It’s still a bit new for Lisa Takeuchi Cullen to be the subject of an interview. She is accustomed to being the interviewer; until 2009 she was a foreign correspondent and staff writer for Time magazine, and before that worked for Money, Financial Planning, and Ladies’ Home Journal.
But being the one answering questions “is so weird,” says Cullen. “I’ll have to do a lot of it, with the book.” Her debut novel, Pastors’ Wives, will be published in April by Penguin/Plume. She also is the author of the nonfiction Remember Me: A Lively Tour of the New American Way of Death (HarperCollins, 2006).
The novel began as a Time story—Cullen’s editor assigned a feature about a convention of pastors’ wives. “It was a group that I didn’t know anything about, [that] I never thought about,” Cullen says. She was born and raised in Kobe, Japan. Her father, a Catholic priest from Philadelphia, met her mother when his order sent him to Japan, and he left the priesthood to marry her. They raised their four children as strict Catholics.

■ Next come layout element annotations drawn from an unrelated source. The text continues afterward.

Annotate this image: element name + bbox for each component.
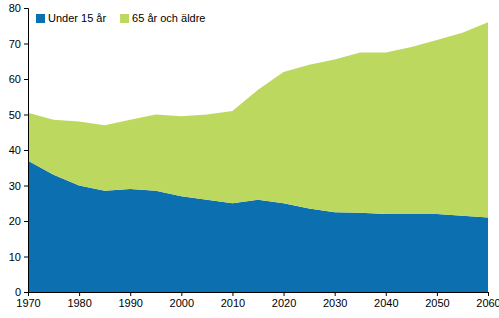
tick-label: 40	[9, 144, 21, 156]
tick-label: 2020	[272, 297, 296, 309]
plot: 1970198019902000201020202030204020502060…	[9, 2, 499, 309]
legend-label: Under 15 år	[48, 12, 106, 24]
tick-label: 60	[9, 73, 21, 85]
tick-mark	[24, 292, 28, 293]
x-axis: 1970 1980 1990 2000 2010 2020 2030 2040 2050 2060	[16, 292, 499, 309]
tick-label: 0	[15, 286, 21, 298]
tick-mark	[130, 292, 131, 296]
tick: 60	[9, 73, 28, 85]
tick-label: 2050	[425, 297, 449, 309]
tick-label: 1970	[16, 297, 40, 309]
tick-label: 2040	[374, 297, 398, 309]
legend-swatch	[36, 14, 45, 23]
tick: 50	[9, 109, 28, 121]
tick: 2000	[170, 292, 194, 309]
tick-mark	[24, 150, 28, 151]
tick: 2030	[323, 292, 347, 309]
tick-label: 30	[9, 180, 21, 192]
tick: 2010	[221, 292, 245, 309]
tick: 20	[9, 215, 28, 227]
axis-line	[29, 293, 489, 297]
tick-label: 20	[9, 215, 21, 227]
tick: 70	[9, 38, 28, 50]
tick: 0	[15, 286, 28, 298]
tick-label: 2030	[323, 297, 347, 309]
legend-swatch	[120, 14, 129, 23]
tick-mark	[232, 292, 233, 296]
areas	[28, 22, 488, 292]
tick-mark	[488, 292, 489, 296]
tick-mark	[24, 79, 28, 80]
tick-mark	[79, 292, 80, 296]
chart: 1970198019902000201020202030204020502060…	[0, 0, 499, 318]
tick-mark	[24, 8, 28, 9]
tick-mark	[386, 292, 387, 296]
tick-label: 2010	[221, 297, 245, 309]
tick-mark	[24, 257, 28, 258]
legend-label: 65 år och äldre	[132, 12, 205, 24]
tick-mark	[24, 186, 28, 187]
tick: 10	[9, 251, 28, 263]
tick: 40	[9, 144, 28, 156]
tick: 1990	[118, 292, 142, 309]
tick-label: 10	[9, 251, 21, 263]
tick-mark	[181, 292, 182, 296]
tick: 80	[9, 2, 28, 14]
tick-mark	[284, 292, 285, 296]
tick-mark	[24, 221, 28, 222]
tick-label: 80	[9, 2, 21, 14]
tick-mark	[437, 292, 438, 296]
tick-label: 1980	[67, 297, 91, 309]
axis-line	[24, 9, 29, 293]
tick-mark	[24, 44, 28, 45]
tick-label: 2000	[170, 297, 194, 309]
y-axis: 0 10 20 30 40 50 60 70 80	[9, 2, 29, 298]
tick-label: 70	[9, 38, 21, 50]
tick: 30	[9, 180, 28, 192]
tick-mark	[24, 115, 28, 116]
area-series	[28, 22, 488, 217]
tick-label: 50	[9, 109, 21, 121]
tick: 2060	[476, 292, 499, 309]
tick-label: 2060	[476, 297, 499, 309]
tick: 2020	[272, 292, 296, 309]
tick-mark	[335, 292, 336, 296]
tick: 1980	[67, 292, 91, 309]
legend: Under 15 år 65 år och äldre	[36, 12, 205, 24]
tick-label: 1990	[118, 297, 142, 309]
tick: 2050	[425, 292, 449, 309]
tick: 2040	[374, 292, 398, 309]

“I hadn’t grown up in a culture where I was around women who were married to ministers. But once I started interviewing them I found they were nothing like I had expected,” Cullen says. “It was just one of those assignments that got hold of me and I couldn’t stop thinking about.”

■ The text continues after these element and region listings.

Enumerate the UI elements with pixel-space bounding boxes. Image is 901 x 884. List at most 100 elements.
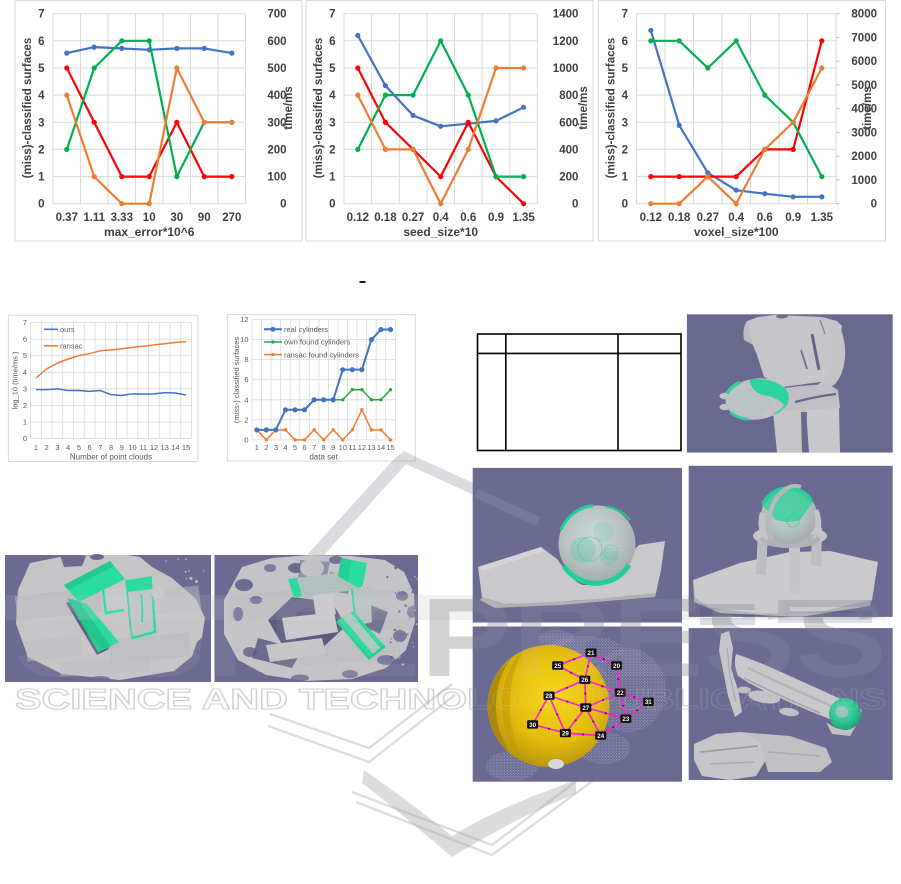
svg-text:200: 200 [267, 144, 286, 156]
svg-text:SCITEPRESS: SCITEPRESS [15, 575, 887, 700]
svg-text:3.33: 3.33 [111, 212, 133, 224]
svg-text:0.9: 0.9 [488, 212, 504, 224]
svg-text:0: 0 [329, 199, 335, 211]
svg-text:11: 11 [348, 443, 356, 452]
svg-text:2000: 2000 [851, 151, 877, 163]
svg-text:1200: 1200 [553, 36, 579, 48]
svg-text:ransac: ransac [60, 342, 83, 351]
svg-text:2: 2 [622, 144, 628, 156]
svg-text:real cylinders: real cylinders [284, 325, 328, 334]
svg-text:(miss)-classified surfaces: (miss)-classified surfaces [606, 38, 618, 179]
svg-text:1000: 1000 [553, 63, 579, 75]
svg-text:7: 7 [312, 443, 316, 452]
svg-text:own found cylinders: own found cylinders [284, 338, 351, 347]
svg-text:4000: 4000 [851, 104, 877, 116]
svg-text:13: 13 [161, 443, 169, 452]
svg-text:2: 2 [23, 401, 27, 410]
svg-text:3: 3 [274, 443, 278, 452]
svg-text:ours: ours [60, 325, 75, 334]
svg-text:0.4: 0.4 [433, 212, 450, 224]
svg-text:voxel_size*100: voxel_size*100 [694, 225, 779, 239]
svg-text:20: 20 [613, 663, 620, 670]
svg-text:13: 13 [367, 443, 375, 452]
svg-text:6: 6 [622, 36, 628, 48]
svg-text:4: 4 [23, 368, 27, 377]
svg-text:log_10 (time/ms ): log_10 (time/ms ) [11, 351, 20, 409]
svg-text:27: 27 [582, 705, 589, 712]
svg-text:30: 30 [170, 212, 183, 224]
svg-text:14: 14 [377, 443, 385, 452]
svg-text:max_error*10^6: max_error*10^6 [104, 225, 195, 239]
svg-text:300: 300 [267, 117, 286, 129]
svg-text:1.11: 1.11 [83, 212, 105, 224]
svg-text:(miss)-classified surfaces: (miss)-classified surfaces [313, 38, 325, 179]
svg-text:4: 4 [38, 90, 45, 102]
svg-text:8: 8 [322, 443, 326, 452]
svg-text:3: 3 [55, 443, 59, 452]
svg-text:500: 500 [267, 63, 286, 75]
svg-text:0: 0 [23, 434, 27, 443]
svg-text:7: 7 [329, 9, 335, 21]
svg-text:0: 0 [622, 199, 628, 211]
svg-text:7: 7 [23, 318, 27, 327]
svg-text:0: 0 [871, 199, 877, 211]
svg-text:1: 1 [34, 443, 38, 452]
svg-text:SCIENCE AND TECHNOLOGY PUBLICA: SCIENCE AND TECHNOLOGY PUBLICATIONS [15, 684, 886, 716]
svg-text:7: 7 [98, 443, 102, 452]
svg-text:5: 5 [77, 443, 81, 452]
svg-text:6: 6 [244, 375, 248, 384]
svg-text:29: 29 [562, 731, 569, 738]
svg-text:7: 7 [622, 9, 628, 21]
svg-text:1: 1 [255, 443, 259, 452]
svg-text:1: 1 [622, 172, 629, 184]
svg-text:time/ms: time/ms [283, 86, 295, 129]
svg-text:0.18: 0.18 [374, 212, 397, 224]
svg-text:21: 21 [588, 650, 595, 657]
svg-text:200: 200 [559, 172, 578, 184]
svg-text:3: 3 [38, 117, 44, 129]
svg-text:0.6: 0.6 [460, 212, 476, 224]
svg-text:4: 4 [329, 90, 336, 102]
svg-text:(miss-) classified surfaces: (miss-) classified surfaces [232, 337, 241, 424]
svg-text:3: 3 [622, 117, 628, 129]
svg-text:31: 31 [645, 699, 652, 706]
svg-text:5: 5 [293, 443, 297, 452]
svg-text:2: 2 [45, 443, 49, 452]
svg-text:0.18: 0.18 [668, 212, 691, 224]
svg-text:ransac found cylinders: ransac found cylinders [284, 350, 359, 359]
svg-text:2: 2 [38, 144, 44, 156]
svg-text:4: 4 [244, 395, 248, 404]
svg-text:6: 6 [329, 36, 335, 48]
svg-text:0: 0 [38, 199, 44, 211]
svg-text:2: 2 [264, 443, 268, 452]
svg-text:Number of point clouds: Number of point clouds [70, 453, 152, 462]
svg-text:11: 11 [139, 443, 147, 452]
svg-text:10: 10 [128, 443, 136, 452]
svg-text:1: 1 [23, 418, 27, 427]
svg-text:0: 0 [572, 199, 578, 211]
svg-text:700: 700 [267, 9, 286, 21]
svg-text:14: 14 [171, 443, 179, 452]
svg-text:400: 400 [267, 90, 286, 102]
svg-text:4: 4 [622, 90, 629, 102]
svg-text:100: 100 [267, 172, 286, 184]
svg-text:0.27: 0.27 [697, 212, 719, 224]
svg-text:15: 15 [386, 443, 394, 452]
svg-text:30: 30 [529, 722, 536, 729]
svg-text:3: 3 [23, 384, 27, 393]
svg-text:9: 9 [120, 443, 124, 452]
svg-text:1400: 1400 [553, 9, 579, 21]
svg-text:6: 6 [38, 36, 44, 48]
svg-text:7: 7 [38, 9, 44, 21]
svg-text:8000: 8000 [851, 9, 877, 21]
svg-text:600: 600 [267, 36, 286, 48]
svg-text:1000: 1000 [851, 175, 877, 187]
svg-text:10: 10 [143, 212, 156, 224]
svg-text:0.12: 0.12 [347, 212, 369, 224]
svg-text:seed_size*10: seed_size*10 [403, 225, 478, 239]
svg-text:600: 600 [559, 117, 578, 129]
svg-text:8: 8 [244, 355, 248, 364]
svg-text:26: 26 [581, 677, 588, 684]
svg-text:5: 5 [622, 63, 629, 75]
svg-text:1: 1 [329, 172, 336, 184]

While considering a nonfiction book on the subject, and pregnant with the second of her two children, Cullen went to a pastors’ wives retreat. “They couldn’t have been kinder or more welcoming. I had my belly blessed more times than I could count.” The women spoke of struggles in their marriages—with adultery, temptation, and money—but the prevailing issue was that the wives came second to the church.
“I decided, for no good reason, that it would make a great TV series. I don’t mean a reality show. I mean a drama,” Cullen says. She pursued a series pitch, but it bombed. At her literary agent’s behest, Cullen wrote the novel. “The characters had taken on a life of their own in my head.” In Pastors’ Wives, Cullen tells the stories of Ruthie, Candace, and Ginger, whose lives intersect at a mega-church in suburban Atlanta.
Cullen says while working on the book she confronted her own crisis of faith due both to personal troubles—including the deaths of her parents—and problems in the Catholic Church.
“I do feel that it was cathartic, if only because it forced me to figure out my beliefs, and I can’t say that I saw the light and came to some divine awakening,” says Cullen, who doesn’t go to Mass anymore, but misses it. “I would just say that my own journey in faith continues, and I imagine it will for the rest of my life.”